Malaysian PM rejects mounting calls to quit

Malaysian PM rejects mounting calls to quit

Malaysian Prime Minister Muhyiddin Yassin refused to yield to mounting calls to quit Wednesday but said he would face a no-confidence vote in parliament in September.

Political tensions have been escalating in the country after the king rebuked the administration for misleading parliament and hundreds staged a rare anti-government protest last weekend.

The latest blow came Tuesday when several members of the United Malays National Organisation (UMNO), the biggest party in his coalition, publicly pulled their support, and a cabinet minister resigned from his post.
UMNO leaders said the withdrawal of support means Muhyiddin no longer commands a majority in parliament.

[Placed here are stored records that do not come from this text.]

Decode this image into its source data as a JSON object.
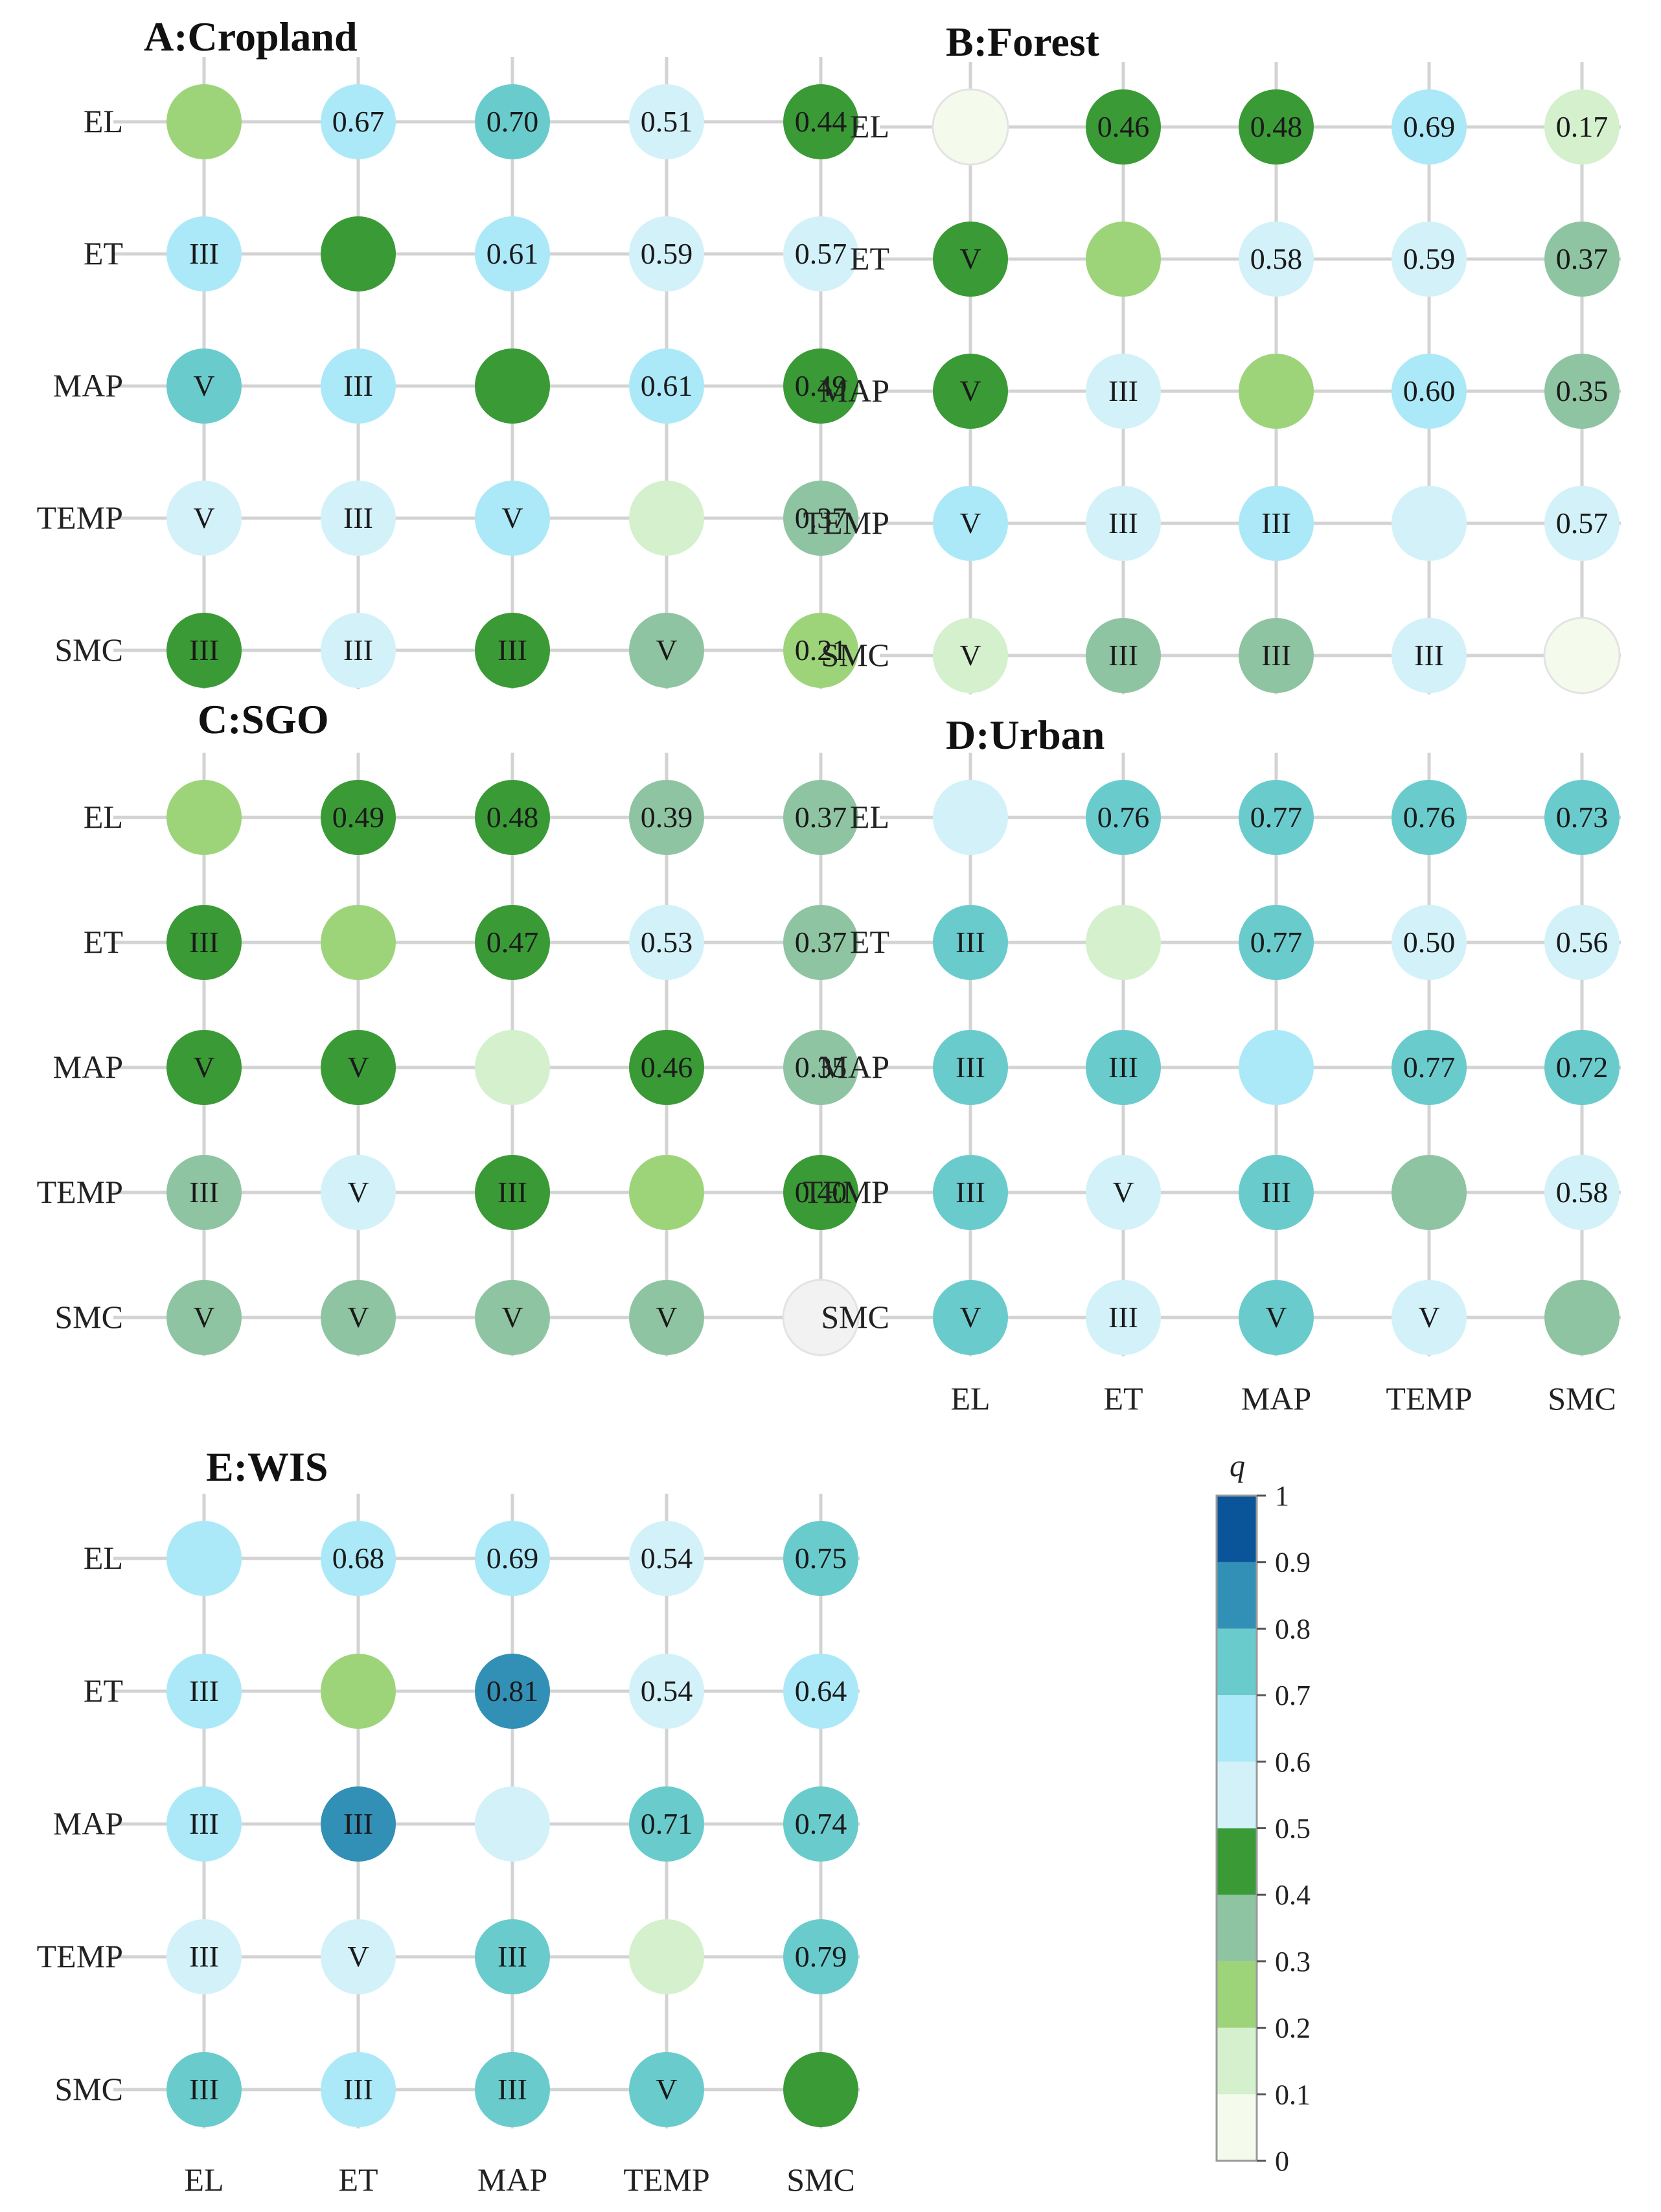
{
  "chart_data": [
    {
      "type": "heatmap",
      "panel": "A",
      "title": "A:Cropland",
      "rows": [
        "EL",
        "ET",
        "MAP",
        "TEMP",
        "SMC"
      ],
      "cols": [
        "EL",
        "ET",
        "MAP",
        "TEMP",
        "SMC"
      ],
      "show_xlabels": false,
      "q": [
        [
          0.25,
          0.67,
          0.7,
          0.51,
          0.44
        ],
        [
          0.65,
          0.45,
          0.61,
          0.59,
          0.57
        ],
        [
          0.75,
          0.65,
          0.45,
          0.61,
          0.49
        ],
        [
          0.55,
          0.55,
          0.65,
          0.15,
          0.37
        ],
        [
          0.45,
          0.55,
          0.45,
          0.35,
          0.21
        ]
      ],
      "labels": [
        [
          "",
          "0.67",
          "0.70",
          "0.51",
          "0.44"
        ],
        [
          "III",
          "",
          "0.61",
          "0.59",
          "0.57"
        ],
        [
          "V",
          "III",
          "",
          "0.61",
          "0.49"
        ],
        [
          "V",
          "III",
          "V",
          "",
          "0.37"
        ],
        [
          "III",
          "III",
          "III",
          "V",
          "0.21"
        ]
      ]
    },
    {
      "type": "heatmap",
      "panel": "B",
      "title": "B:Forest",
      "rows": [
        "EL",
        "ET",
        "MAP",
        "TEMP",
        "SMC"
      ],
      "cols": [
        "EL",
        "ET",
        "MAP",
        "TEMP",
        "SMC"
      ],
      "show_xlabels": false,
      "q": [
        [
          0.05,
          0.46,
          0.48,
          0.69,
          0.17
        ],
        [
          0.45,
          0.25,
          0.58,
          0.59,
          0.37
        ],
        [
          0.45,
          0.55,
          0.25,
          0.6,
          0.35
        ],
        [
          0.65,
          0.55,
          0.65,
          0.55,
          0.57
        ],
        [
          0.15,
          0.35,
          0.35,
          0.55,
          0.05
        ]
      ],
      "labels": [
        [
          "",
          "0.46",
          "0.48",
          "0.69",
          "0.17"
        ],
        [
          "V",
          "",
          "0.58",
          "0.59",
          "0.37"
        ],
        [
          "V",
          "III",
          "",
          "0.60",
          "0.35"
        ],
        [
          "V",
          "III",
          "III",
          "",
          "0.57"
        ],
        [
          "V",
          "III",
          "III",
          "III",
          ""
        ]
      ]
    },
    {
      "type": "heatmap",
      "panel": "C",
      "title": "C:SGO",
      "rows": [
        "EL",
        "ET",
        "MAP",
        "TEMP",
        "SMC"
      ],
      "cols": [
        "EL",
        "ET",
        "MAP",
        "TEMP",
        "SMC"
      ],
      "show_xlabels": false,
      "q": [
        [
          0.25,
          0.49,
          0.48,
          0.39,
          0.37
        ],
        [
          0.45,
          0.25,
          0.47,
          0.53,
          0.37
        ],
        [
          0.45,
          0.45,
          0.15,
          0.46,
          0.35
        ],
        [
          0.35,
          0.55,
          0.45,
          0.25,
          0.4
        ],
        [
          0.35,
          0.35,
          0.35,
          0.35,
          -1
        ]
      ],
      "labels": [
        [
          "",
          "0.49",
          "0.48",
          "0.39",
          "0.37"
        ],
        [
          "III",
          "",
          "0.47",
          "0.53",
          "0.37"
        ],
        [
          "V",
          "V",
          "",
          "0.46",
          "0.35"
        ],
        [
          "III",
          "V",
          "III",
          "",
          "0.40"
        ],
        [
          "V",
          "V",
          "V",
          "V",
          ""
        ]
      ]
    },
    {
      "type": "heatmap",
      "panel": "D",
      "title": "D:Urban",
      "rows": [
        "EL",
        "ET",
        "MAP",
        "TEMP",
        "SMC"
      ],
      "cols": [
        "EL",
        "ET",
        "MAP",
        "TEMP",
        "SMC"
      ],
      "show_xlabels": true,
      "q": [
        [
          0.55,
          0.76,
          0.77,
          0.76,
          0.73
        ],
        [
          0.75,
          0.15,
          0.77,
          0.5,
          0.56
        ],
        [
          0.75,
          0.75,
          0.65,
          0.77,
          0.72
        ],
        [
          0.75,
          0.55,
          0.75,
          0.35,
          0.58
        ],
        [
          0.75,
          0.55,
          0.75,
          0.55,
          0.35
        ]
      ],
      "labels": [
        [
          "",
          "0.76",
          "0.77",
          "0.76",
          "0.73"
        ],
        [
          "III",
          "",
          "0.77",
          "0.50",
          "0.56"
        ],
        [
          "III",
          "III",
          "",
          "0.77",
          "0.72"
        ],
        [
          "III",
          "V",
          "III",
          "",
          "0.58"
        ],
        [
          "V",
          "III",
          "V",
          "V",
          ""
        ]
      ]
    },
    {
      "type": "heatmap",
      "panel": "E",
      "title": "E:WIS",
      "rows": [
        "EL",
        "ET",
        "MAP",
        "TEMP",
        "SMC"
      ],
      "cols": [
        "EL",
        "ET",
        "MAP",
        "TEMP",
        "SMC"
      ],
      "show_xlabels": true,
      "q": [
        [
          0.65,
          0.68,
          0.69,
          0.54,
          0.75
        ],
        [
          0.65,
          0.25,
          0.81,
          0.54,
          0.64
        ],
        [
          0.65,
          0.85,
          0.55,
          0.71,
          0.74
        ],
        [
          0.55,
          0.55,
          0.75,
          0.15,
          0.79
        ],
        [
          0.75,
          0.65,
          0.75,
          0.75,
          0.45
        ]
      ],
      "labels": [
        [
          "",
          "0.68",
          "0.69",
          "0.54",
          "0.75"
        ],
        [
          "III",
          "",
          "0.81",
          "0.54",
          "0.64"
        ],
        [
          "III",
          "III",
          "",
          "0.71",
          "0.74"
        ],
        [
          "III",
          "V",
          "III",
          "",
          "0.79"
        ],
        [
          "III",
          "III",
          "III",
          "V",
          ""
        ]
      ]
    }
  ],
  "legend": {
    "title": "q",
    "ticks": [
      "0",
      "0.1",
      "0.2",
      "0.3",
      "0.4",
      "0.5",
      "0.6",
      "0.7",
      "0.8",
      "0.9",
      "1"
    ],
    "bins": [
      {
        "from": 0.0,
        "to": 0.1,
        "color": "#f5fbec"
      },
      {
        "from": 0.1,
        "to": 0.2,
        "color": "#d4f0cd"
      },
      {
        "from": 0.2,
        "to": 0.3,
        "color": "#9dd47a"
      },
      {
        "from": 0.3,
        "to": 0.4,
        "color": "#8fc4a2"
      },
      {
        "from": 0.4,
        "to": 0.5,
        "color": "#3a9a36"
      },
      {
        "from": 0.5,
        "to": 0.6,
        "color": "#d3f1f8"
      },
      {
        "from": 0.6,
        "to": 0.7,
        "color": "#ace9f8"
      },
      {
        "from": 0.7,
        "to": 0.8,
        "color": "#6acbcd"
      },
      {
        "from": 0.8,
        "to": 0.9,
        "color": "#3290b6"
      },
      {
        "from": 0.9,
        "to": 1.0,
        "color": "#0a5599"
      }
    ],
    "missing_color": "#f2f2f2"
  }
}
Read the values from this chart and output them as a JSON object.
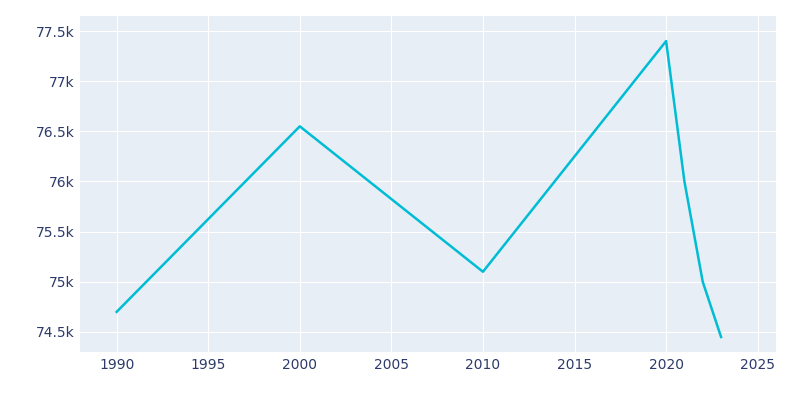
{
  "years": [
    1990,
    2000,
    2010,
    2020,
    2021,
    2022,
    2023
  ],
  "population": [
    74700,
    76550,
    75100,
    77400,
    76000,
    75000,
    74450
  ],
  "line_color": "#00BCD4",
  "fig_background_color": "#ffffff",
  "plot_bg_color": "#e8eef5",
  "grid_color": "#ffffff",
  "tick_color": "#2d3a6b",
  "ylim": [
    74300,
    77650
  ],
  "xlim": [
    1988,
    2026
  ],
  "yticks": [
    74500,
    75000,
    75500,
    76000,
    76500,
    77000,
    77500
  ],
  "xticks": [
    1990,
    1995,
    2000,
    2005,
    2010,
    2015,
    2020,
    2025
  ],
  "line_width": 1.8,
  "figsize": [
    8.0,
    4.0
  ],
  "dpi": 100
}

Muhyiddin met with key advisers late into the night and on Wednesday had an audience with Malaysia’s king, Sultan Abdullah Ahmad Shah, whose support is important in Malaysian politics.

“In the meeting, I informed the king that I have sufficient declaration letters which has convinced me that I still have the confidence of the majority of MPs in the parliament at the moment,” he said in a televised address.

“Hence the stepping down of myself as prime minister under the constitution… does not arise,” he added.

“A vote of confidence for my leadership will be proposed in parliament which will meet in September.”

Muhyiddin said the king agreed to his proposal.
Malaysia’s premier took power last year at the head of a scandal-hit coalition but his government is in crisis after key allies withdrew support, and he has been heavily criticised for his handling of a worsening coronavirus outbreak.

The country has recorded 17,105 new Covid-19 cases Tuesday, raising the infection total to 1,163,291, with more than 9,500 deaths.

Parliament last month began sitting for the first time this year, but a final session scheduled for Monday was cancelled after the discovery of several coronavirus cases in the legislature.

Muhyiddin’s rivals say the cancellation was an excuse to dodge a no-confidence vote.

Political activities had been suspended under a state of emergency, ostensibly to fight the coronavirus outbreak. The emergency officially ended on Sunday, although a nationwide lockdown remains in place.